Venus Williams shocked the tennis world on Wednesday when she announced that she was dropping out of the U.S. Open, citing medical issues related to an autoimmune disorder.
The tennis champ, 31, who already holds 21 Grand Slam titles, released a statement on Aug. 31 explaining that she's dealing with an "ongoing medical condition" called Sjögren's Syndrome, a chronic autoimmune disease that causes extreme fatigue, joint pain, and even neurological problems like memory loss and concentration issues.
"I'm really disappointed to have to withdraw from this year's U.S. Open," Williams said in the statement. Despite being unseeded in the tournament for the first time since her debut there in 1997, Williams won her first-round match on Monday and was slated to face off againt 21-year-old German Sabine Lisicki in the second round. Unfortunately, it was not to be.
Williams last won the U.S. Open, which is played in Flushing Meadows, Queens, back-to-back in 2000 and 2001 -- and her health-related exit makes tennis fans wonder if she'll be able to keep competing.

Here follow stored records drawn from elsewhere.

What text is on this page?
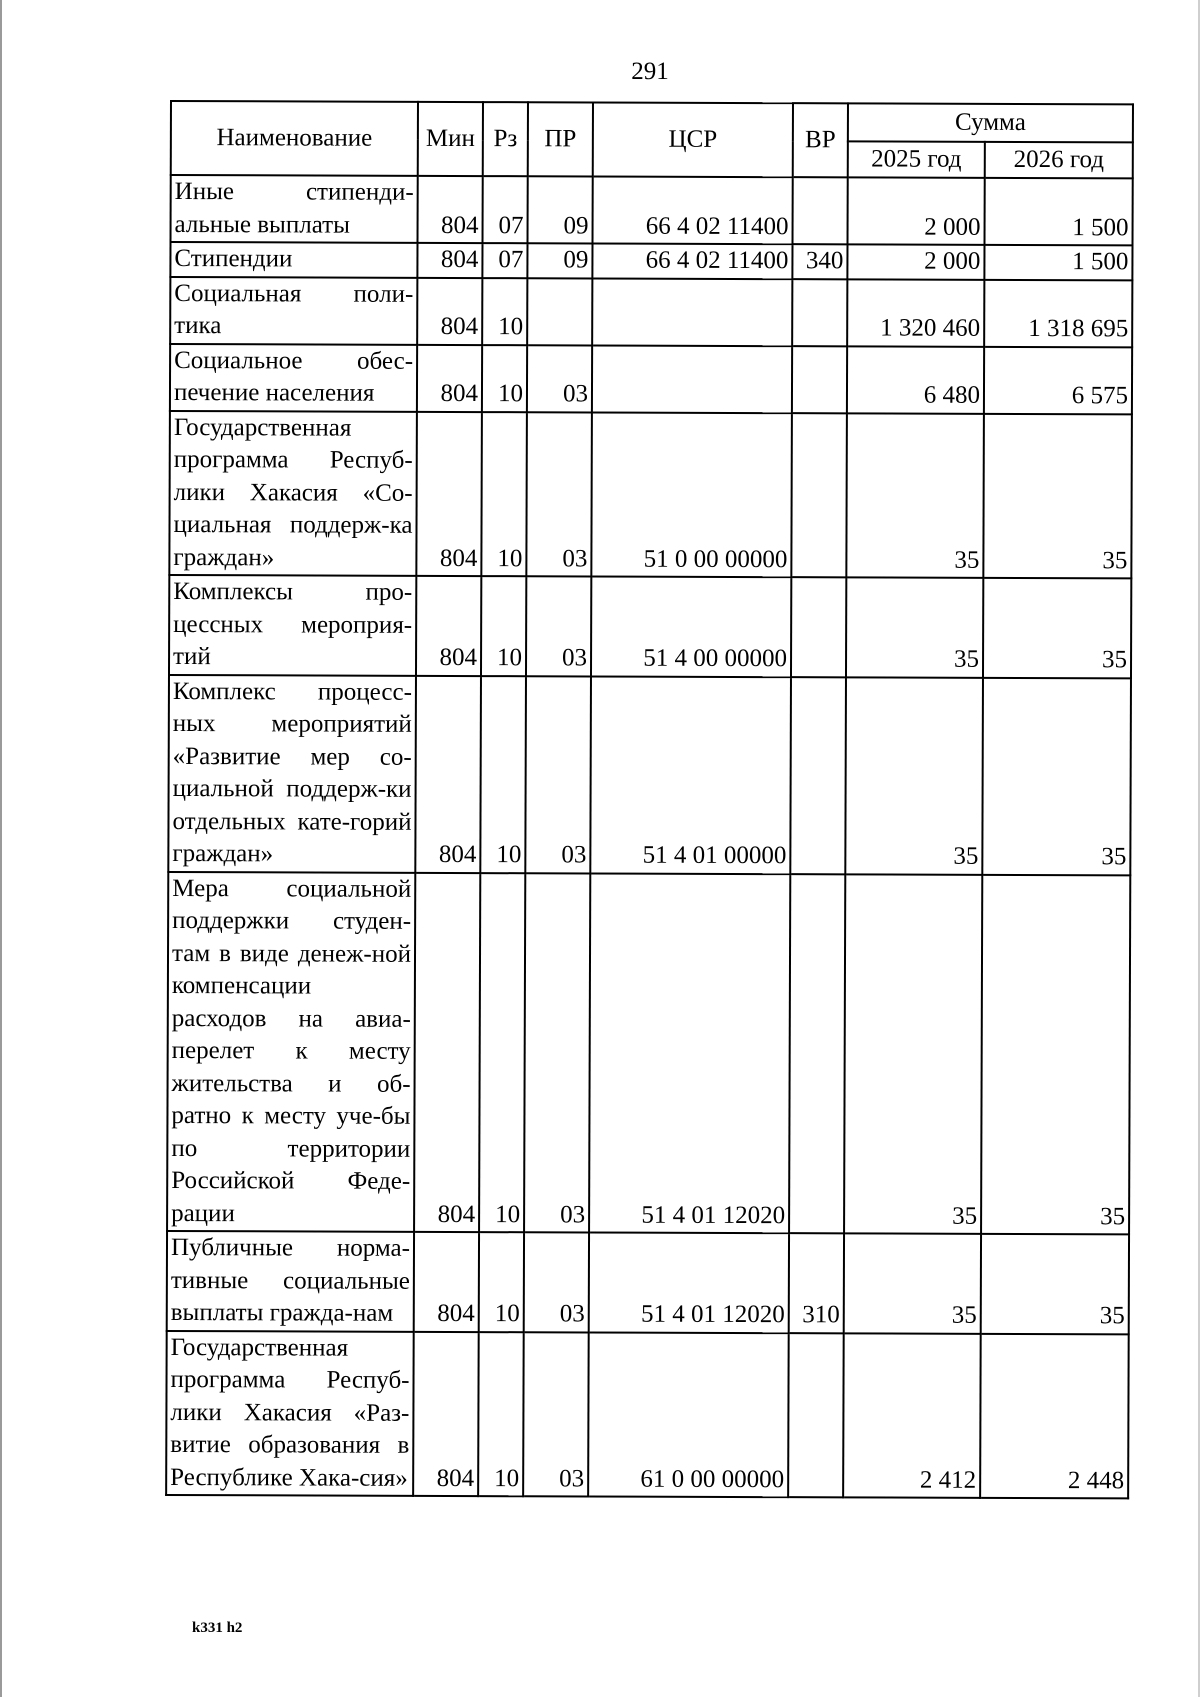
291
Наименование	Мин	Рз	ПР	ЦСР	ВР	Сумма	
						2025 год	2026 год
Иные стипенди-альные выплаты	804	07	09	66 4 02 11400		2 000	1 500
Стипендии	804	07	09	66 4 02 11400	340	2 000	1 500
Социальная поли-тика	804	10				1 320 460	1 318 695
Социальное обес-печение населения	804	10	03			6 480	6 575
Государственная программа Респуб-лики Хакасия «Со-циальная поддерж-ка граждан»	804	10	03	51 0 00 00000		35	35
Комплексы про-цессных мероприя-тий	804	10	03	51 4 00 00000		35	35
Комплекс процесс-ных мероприятий «Развитие мер со-циальной поддерж-ки отдельных кате-горий граждан»	804	10	03	51 4 01 00000		35	35
Мера социальной поддержки студен-там в виде денеж-ной компенсации расходов на авиа-перелет к месту жительства и об-ратно к месту уче-бы по территории Российской Феде-рации	804	10	03	51 4 01 12020		35	35
Публичные норма-тивные социальные выплаты гражда-нам	804	10	03	51 4 01 12020	310	35	35
Государственная программа Респуб-лики Хакасия «Раз-витие образования в Республике Хака-сия»	804	10	03	61 0 00 00000		2 412	2 448
k331 h2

According to the Los Angeles Times, Dr. Eric Matteson, chairman of the rheumatology department at the Mayo Clinic, said Sjögren's causes fatigue but can do much more.
"It can cause joint pain and joint swelling," he said. "It can cause nerve disease in the hands and legs and even affect the central nervous system and cause kidney disease and lung disease."
But Williams seems optimistic she'll get back on the court: "I enjoyed playing my first match here and I wish I could continue but right now I am unable to," she said. "I am thankful that I finally have a diagnosis and am now focused on getting better and returning to the court soon."